Family meetings aren’t top of mind until there is a catalyst, says Darren Coleman, a portfolio manager with Raymond James Ltd., who has increased the number of family meetings with his clients.
“They can be tricky to set up because most people want to maintain their privacy, especially around close family,” Mr. Coleman says. “Money for many families is a taboo topic. It’s not something they are used to talking about, and want to keep very private."
“There are many clients who then realize how complicated it can be and they say they didn’t realize what went into it," Mr. Coleman says. “They don’t know how difficult it is for the survivors to cope with things."
For Neil Tait, he didn’t want to leave anything open for interpretation and plans to conduct a family meeting once every five years and will eventually incorporate his grandchildren into the discussion. Neil, who now spends his winters in Florida, has worked with Ms. Latremoille for more than 25 years and is confident that when the times comes, his affairs will run smoothly.
“My children had a pretty good idea of what my total investments were, but I had never broken it all down for them, “ he says. “This is something Susan laid out for them. While the total number wasn’t a surprise, the breakdown allowed them to see what is in the U.S, in Canada and what is held internationally – why we have it there and what the return is in each segment.”
As well, Neil spent a lot of time travelling abroad to Asia during his career and has continued to donate to the Chinese community in Toronto.
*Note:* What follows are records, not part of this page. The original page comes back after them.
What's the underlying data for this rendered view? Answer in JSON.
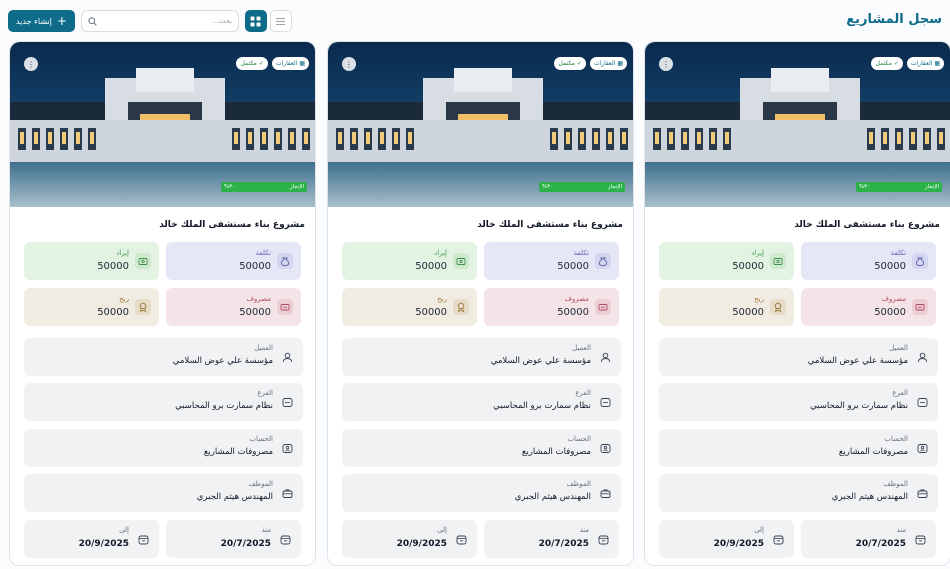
{
  "header": {
    "title": "سجل المشاريع",
    "new_button": "إنشاء جديد",
    "search_placeholder": "بحث..."
  },
  "colors": {
    "primary": "#0e6b8a",
    "progress": "#2bb34a"
  },
  "cards": [
    {
      "title": "مشروع بناء مستشفى الملك خالد",
      "badges": {
        "type": "العقارات",
        "status": "مكتمل"
      },
      "progress": {
        "label": "الإنجاز",
        "value": "٣٠%",
        "fraction": 0.3
      },
      "stats": {
        "cost": {
          "label": "تكلفة",
          "value": "50000"
        },
        "revenue": {
          "label": "إيراد",
          "value": "50000"
        },
        "expense": {
          "label": "مصروف",
          "value": "50000"
        },
        "profit": {
          "label": "ربح",
          "value": "50000"
        }
      },
      "client": {
        "label": "العميل",
        "value": "مؤسسة علي عوض السلامي"
      },
      "branch": {
        "label": "الفرع",
        "value": "نظام سمارت برو المحاسبي"
      },
      "account": {
        "label": "الحساب",
        "value": "مصروفات المشاريع"
      },
      "employee": {
        "label": "الموظف",
        "value": "المهندس هيثم الجبري"
      },
      "from": {
        "label": "منذ",
        "value": "20/7/2025"
      },
      "to": {
        "label": "إلى",
        "value": "20/9/2025"
      }
    },
    {
      "title": "مشروع بناء مستشفى الملك خالد",
      "badges": {
        "type": "العقارات",
        "status": "مكتمل"
      },
      "progress": {
        "label": "الإنجاز",
        "value": "٣٠%",
        "fraction": 0.3
      },
      "stats": {
        "cost": {
          "label": "تكلفة",
          "value": "50000"
        },
        "revenue": {
          "label": "إيراد",
          "value": "50000"
        },
        "expense": {
          "label": "مصروف",
          "value": "50000"
        },
        "profit": {
          "label": "ربح",
          "value": "50000"
        }
      },
      "client": {
        "label": "العميل",
        "value": "مؤسسة علي عوض السلامي"
      },
      "branch": {
        "label": "الفرع",
        "value": "نظام سمارت برو المحاسبي"
      },
      "account": {
        "label": "الحساب",
        "value": "مصروفات المشاريع"
      },
      "employee": {
        "label": "الموظف",
        "value": "المهندس هيثم الجبري"
      },
      "from": {
        "label": "منذ",
        "value": "20/7/2025"
      },
      "to": {
        "label": "إلى",
        "value": "20/9/2025"
      }
    },
    {
      "title": "مشروع بناء مستشفى الملك خالد",
      "badges": {
        "type": "العقارات",
        "status": "مكتمل"
      },
      "progress": {
        "label": "الإنجاز",
        "value": "٣٠%",
        "fraction": 0.3
      },
      "stats": {
        "cost": {
          "label": "تكلفة",
          "value": "50000"
        },
        "revenue": {
          "label": "إيراد",
          "value": "50000"
        },
        "expense": {
          "label": "مصروف",
          "value": "50000"
        },
        "profit": {
          "label": "ربح",
          "value": "50000"
        }
      },
      "client": {
        "label": "العميل",
        "value": "مؤسسة علي عوض السلامي"
      },
      "branch": {
        "label": "الفرع",
        "value": "نظام سمارت برو المحاسبي"
      },
      "account": {
        "label": "الحساب",
        "value": "مصروفات المشاريع"
      },
      "employee": {
        "label": "الموظف",
        "value": "المهندس هيثم الجبري"
      },
      "from": {
        "label": "منذ",
        "value": "20/7/2025"
      },
      "to": {
        "label": "إلى",
        "value": "20/9/2025"
      }
    }
  ]
}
Both his children know that’s something he holds dear to his heart, as well as the hospital that took such great care of their mother during her illness – Toronto’s Princess Margaret Hospital.
“I appreciated the opportunity – for both my sister and I – to actually be able to listen to my father’s plans for himself and speak with the person who will be executing on those plans,” Stephen Tait said. “The ability to talk about his final wishes and for him to know we will be able to follow through with them."
More Canadians need to start engaging family members in their wealth-transfer conversation, IPC’s Sam Febbraro says. He suggests the following steps to help ensure a smooth transition and prevent family conflicts.
* Introduce your family to your financial adviser: Set up a meeting with your children and your financial adviser – even if your adult children have their own adviser, it will be beneficial for them to have made the connection;
* Make decisions in a low-stress environment: Hold a family meeting when you are healthy and not under pressure to make decisions quickly;
* Explain your objectives: Share the reasons for the decisions you are making, your objectives and how they align with your values;
* Create an estate directory: This directory will detail essential items such as bank accounts, investments, insurance policies, wills and power of attorney and how to access them when needed;
* Include your executors: Introduce your executor to your financial adviser. Inform and educate your executor on your intent and wishes, where to find the will and if they need to contact any third parties;
* Educate your heirs: Educate and prepare your heirs to take over and manage your wealth.